Esto es algo que no solo Bill Gates ha dicho: mientras más estricta la cuarentena, más rápido vamos a volver a nuestras vidas normales. El saltarla, o el no habernos anticipado nos ha puesto en la situación que estamos ahora en países como España o como México.

El segundo punto de Bill Gates tiene relación con la aceleración de pruebas para establecer quién está infectado y qué tan extendido está el virus. En su opinión los primeros en tomarlas deberían ser los trabajadores de la salud, las personas en zonas de riesgo y aquellos que probablemente hayan estado expuestos.

Su tercer punto tiene relación con las noticias falsas, la especulación o los rumores que pueden causar pánico o podrían comunicar menor gravedad de la que realmente hay en la actualidad.

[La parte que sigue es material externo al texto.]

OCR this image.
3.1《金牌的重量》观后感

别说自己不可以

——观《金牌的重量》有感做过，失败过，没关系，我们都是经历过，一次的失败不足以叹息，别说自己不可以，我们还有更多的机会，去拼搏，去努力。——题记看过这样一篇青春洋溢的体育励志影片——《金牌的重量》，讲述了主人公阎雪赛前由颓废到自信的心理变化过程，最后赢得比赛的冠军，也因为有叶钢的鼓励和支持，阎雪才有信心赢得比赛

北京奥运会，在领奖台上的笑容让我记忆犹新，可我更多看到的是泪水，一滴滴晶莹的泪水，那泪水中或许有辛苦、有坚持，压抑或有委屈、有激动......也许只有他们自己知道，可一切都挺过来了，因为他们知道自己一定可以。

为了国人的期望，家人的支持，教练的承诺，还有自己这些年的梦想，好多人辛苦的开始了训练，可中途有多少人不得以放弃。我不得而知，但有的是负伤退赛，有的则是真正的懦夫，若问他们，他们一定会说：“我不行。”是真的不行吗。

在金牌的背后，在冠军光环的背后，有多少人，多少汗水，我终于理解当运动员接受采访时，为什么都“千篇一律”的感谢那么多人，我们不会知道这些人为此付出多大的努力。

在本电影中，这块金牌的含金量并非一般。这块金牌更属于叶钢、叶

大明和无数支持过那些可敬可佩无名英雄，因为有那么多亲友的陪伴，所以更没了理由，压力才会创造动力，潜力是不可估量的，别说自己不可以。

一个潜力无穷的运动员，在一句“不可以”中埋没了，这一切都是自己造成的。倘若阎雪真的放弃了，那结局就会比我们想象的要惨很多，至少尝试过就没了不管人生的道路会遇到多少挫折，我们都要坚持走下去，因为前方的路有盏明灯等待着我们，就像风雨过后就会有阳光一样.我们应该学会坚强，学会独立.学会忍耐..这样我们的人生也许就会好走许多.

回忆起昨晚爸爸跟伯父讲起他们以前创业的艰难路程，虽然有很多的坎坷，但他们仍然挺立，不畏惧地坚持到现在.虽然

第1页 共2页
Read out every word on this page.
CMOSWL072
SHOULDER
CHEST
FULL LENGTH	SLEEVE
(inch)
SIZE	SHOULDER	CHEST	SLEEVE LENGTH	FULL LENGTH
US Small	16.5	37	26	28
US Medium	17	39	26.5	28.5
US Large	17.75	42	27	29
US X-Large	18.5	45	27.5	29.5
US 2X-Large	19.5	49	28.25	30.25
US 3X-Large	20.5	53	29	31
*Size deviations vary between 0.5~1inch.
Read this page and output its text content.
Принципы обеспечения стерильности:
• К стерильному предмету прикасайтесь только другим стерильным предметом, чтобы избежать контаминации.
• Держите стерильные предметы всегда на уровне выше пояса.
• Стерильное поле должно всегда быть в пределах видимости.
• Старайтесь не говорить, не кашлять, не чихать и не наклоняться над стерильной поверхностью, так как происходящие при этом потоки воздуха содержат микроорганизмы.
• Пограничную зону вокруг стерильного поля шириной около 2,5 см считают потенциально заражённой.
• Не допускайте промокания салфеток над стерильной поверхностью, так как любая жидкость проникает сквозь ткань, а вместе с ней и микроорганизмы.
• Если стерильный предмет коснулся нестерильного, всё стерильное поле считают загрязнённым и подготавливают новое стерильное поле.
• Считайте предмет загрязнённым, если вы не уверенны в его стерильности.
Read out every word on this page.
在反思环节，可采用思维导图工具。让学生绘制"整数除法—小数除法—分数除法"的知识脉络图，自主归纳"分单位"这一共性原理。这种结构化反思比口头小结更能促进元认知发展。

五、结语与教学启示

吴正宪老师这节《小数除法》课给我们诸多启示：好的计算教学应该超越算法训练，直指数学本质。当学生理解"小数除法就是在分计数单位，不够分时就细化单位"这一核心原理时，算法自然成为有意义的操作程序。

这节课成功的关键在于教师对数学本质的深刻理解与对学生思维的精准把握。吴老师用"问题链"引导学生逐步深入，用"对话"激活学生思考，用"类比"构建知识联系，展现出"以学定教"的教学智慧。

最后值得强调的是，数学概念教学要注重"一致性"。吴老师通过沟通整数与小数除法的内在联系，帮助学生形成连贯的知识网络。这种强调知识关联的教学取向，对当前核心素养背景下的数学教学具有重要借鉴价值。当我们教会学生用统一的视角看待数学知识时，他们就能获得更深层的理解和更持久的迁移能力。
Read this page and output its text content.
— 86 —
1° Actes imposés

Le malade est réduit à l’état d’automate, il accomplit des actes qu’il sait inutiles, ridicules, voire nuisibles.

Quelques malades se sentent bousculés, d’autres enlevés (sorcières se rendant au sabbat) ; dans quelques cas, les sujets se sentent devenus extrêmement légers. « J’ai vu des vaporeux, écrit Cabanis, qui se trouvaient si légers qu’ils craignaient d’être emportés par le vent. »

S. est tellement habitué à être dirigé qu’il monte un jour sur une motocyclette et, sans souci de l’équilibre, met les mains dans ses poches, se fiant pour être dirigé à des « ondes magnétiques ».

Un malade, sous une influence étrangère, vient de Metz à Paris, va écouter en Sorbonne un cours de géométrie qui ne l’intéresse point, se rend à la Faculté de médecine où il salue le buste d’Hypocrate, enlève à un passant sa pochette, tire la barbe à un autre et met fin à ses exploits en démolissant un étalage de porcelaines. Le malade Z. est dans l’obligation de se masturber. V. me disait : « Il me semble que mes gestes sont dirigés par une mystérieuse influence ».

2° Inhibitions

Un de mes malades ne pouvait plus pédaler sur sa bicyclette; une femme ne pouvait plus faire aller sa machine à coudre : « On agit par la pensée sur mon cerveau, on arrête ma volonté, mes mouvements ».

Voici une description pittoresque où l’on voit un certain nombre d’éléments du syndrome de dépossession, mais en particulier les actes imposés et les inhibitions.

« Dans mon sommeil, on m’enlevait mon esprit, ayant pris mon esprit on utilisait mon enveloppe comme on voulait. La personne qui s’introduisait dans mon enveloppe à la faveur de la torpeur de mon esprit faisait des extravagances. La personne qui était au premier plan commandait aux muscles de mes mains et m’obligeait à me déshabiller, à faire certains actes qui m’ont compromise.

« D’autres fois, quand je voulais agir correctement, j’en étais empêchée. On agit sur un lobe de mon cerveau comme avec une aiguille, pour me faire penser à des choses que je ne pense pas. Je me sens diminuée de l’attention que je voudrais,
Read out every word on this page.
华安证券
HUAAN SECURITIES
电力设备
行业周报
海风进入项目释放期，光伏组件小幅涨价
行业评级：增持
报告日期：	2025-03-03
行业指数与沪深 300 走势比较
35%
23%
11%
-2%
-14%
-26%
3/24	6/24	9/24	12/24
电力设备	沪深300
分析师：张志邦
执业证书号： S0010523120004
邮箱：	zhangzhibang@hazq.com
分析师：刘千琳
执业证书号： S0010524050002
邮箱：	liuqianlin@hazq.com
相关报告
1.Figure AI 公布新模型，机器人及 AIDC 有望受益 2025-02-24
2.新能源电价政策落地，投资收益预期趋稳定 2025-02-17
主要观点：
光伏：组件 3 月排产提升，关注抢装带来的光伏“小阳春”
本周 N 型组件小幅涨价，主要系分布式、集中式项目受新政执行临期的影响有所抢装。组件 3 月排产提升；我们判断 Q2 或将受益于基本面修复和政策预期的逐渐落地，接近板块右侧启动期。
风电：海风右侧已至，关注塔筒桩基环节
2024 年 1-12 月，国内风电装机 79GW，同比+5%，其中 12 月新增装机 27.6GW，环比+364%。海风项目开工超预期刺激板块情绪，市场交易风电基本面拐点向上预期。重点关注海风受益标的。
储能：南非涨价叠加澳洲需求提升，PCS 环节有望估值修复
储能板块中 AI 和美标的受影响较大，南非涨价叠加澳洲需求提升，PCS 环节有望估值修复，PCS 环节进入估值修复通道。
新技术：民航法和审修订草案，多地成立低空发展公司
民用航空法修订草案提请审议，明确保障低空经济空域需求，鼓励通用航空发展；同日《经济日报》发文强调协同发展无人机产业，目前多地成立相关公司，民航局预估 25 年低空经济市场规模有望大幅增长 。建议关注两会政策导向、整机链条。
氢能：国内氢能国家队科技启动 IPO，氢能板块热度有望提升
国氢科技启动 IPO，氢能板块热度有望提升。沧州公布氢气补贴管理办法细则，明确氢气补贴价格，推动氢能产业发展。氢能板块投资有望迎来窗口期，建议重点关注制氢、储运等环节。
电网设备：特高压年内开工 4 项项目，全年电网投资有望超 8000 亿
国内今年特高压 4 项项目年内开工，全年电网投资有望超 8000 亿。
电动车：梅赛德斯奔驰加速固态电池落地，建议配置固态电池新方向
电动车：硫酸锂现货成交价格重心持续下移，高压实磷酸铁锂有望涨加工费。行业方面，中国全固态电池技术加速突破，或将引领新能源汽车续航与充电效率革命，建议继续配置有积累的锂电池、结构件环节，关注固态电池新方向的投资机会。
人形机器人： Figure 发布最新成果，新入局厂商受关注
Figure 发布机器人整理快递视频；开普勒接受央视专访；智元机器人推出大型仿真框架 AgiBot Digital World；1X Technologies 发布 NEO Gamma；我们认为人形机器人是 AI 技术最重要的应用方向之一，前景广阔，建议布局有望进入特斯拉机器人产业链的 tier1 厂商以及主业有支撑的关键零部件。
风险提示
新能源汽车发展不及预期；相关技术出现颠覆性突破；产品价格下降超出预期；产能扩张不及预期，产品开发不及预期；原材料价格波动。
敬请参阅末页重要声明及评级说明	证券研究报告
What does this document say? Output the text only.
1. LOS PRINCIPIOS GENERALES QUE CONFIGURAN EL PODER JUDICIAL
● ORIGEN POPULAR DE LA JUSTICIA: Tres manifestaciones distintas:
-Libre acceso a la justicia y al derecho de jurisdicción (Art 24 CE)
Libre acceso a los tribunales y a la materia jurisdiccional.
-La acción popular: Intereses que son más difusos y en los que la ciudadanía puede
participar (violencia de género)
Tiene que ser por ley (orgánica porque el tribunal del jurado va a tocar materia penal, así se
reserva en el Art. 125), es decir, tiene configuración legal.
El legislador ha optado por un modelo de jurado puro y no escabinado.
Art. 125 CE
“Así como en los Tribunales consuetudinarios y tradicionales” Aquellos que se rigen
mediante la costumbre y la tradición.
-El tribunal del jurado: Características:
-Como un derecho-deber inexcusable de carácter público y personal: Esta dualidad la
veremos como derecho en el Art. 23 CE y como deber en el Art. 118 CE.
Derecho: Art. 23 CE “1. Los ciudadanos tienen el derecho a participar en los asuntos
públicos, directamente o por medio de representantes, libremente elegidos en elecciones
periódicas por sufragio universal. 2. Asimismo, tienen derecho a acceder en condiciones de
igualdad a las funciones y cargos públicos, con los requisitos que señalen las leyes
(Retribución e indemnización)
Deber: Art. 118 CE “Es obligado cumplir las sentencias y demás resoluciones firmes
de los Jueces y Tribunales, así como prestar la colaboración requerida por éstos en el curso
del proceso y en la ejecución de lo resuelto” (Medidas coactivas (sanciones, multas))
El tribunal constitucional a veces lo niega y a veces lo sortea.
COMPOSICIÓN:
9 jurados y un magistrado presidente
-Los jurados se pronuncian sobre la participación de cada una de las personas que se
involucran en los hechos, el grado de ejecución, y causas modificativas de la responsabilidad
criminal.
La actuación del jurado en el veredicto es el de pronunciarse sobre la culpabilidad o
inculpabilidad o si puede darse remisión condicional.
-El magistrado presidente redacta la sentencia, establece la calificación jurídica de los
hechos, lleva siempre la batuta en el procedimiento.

En Latinoamérica, por ejemplo, el presidente Andres Manuel López Obrador aseguró durante días que el país no se vería afectado por COVID-19 gracias a que hizo desaparecer la corrupción y gracias a unas estampas que le ha regalado la gente que dicen "detente".

En Chile, el ministro de Sanidad, Jaime Mañalich, aseguró en una rueda de prensa que el coronavirus podría mutar y convertirse en "buena persona".

Estados Unidos y Donald Trump no se quedan atrás. El presidente en reiteradas ocasiones aseguró que el coronavirus es chino y no afectará a país "con el mejor sistema de sanidad del mundo" e insistió en reiteradas ocasiones que no es más grave que una gripe.

Todas estas declaraciones se basan en especulaciones que están totalmente injustificadas y sin datos que lo sustenten. "El enfoque deberían ser los datos para desarrollar tratamientos y una vacuna".

Queda un largo camino por recorrer, explica Gates, "pero si tomamos las medidas y decisiones correctas, nos informamos por la ciencia, los datos y la experiencia de los profesionales médicos, vamos a salvar vidas y lograr que todos volamos a nuestra vida normal".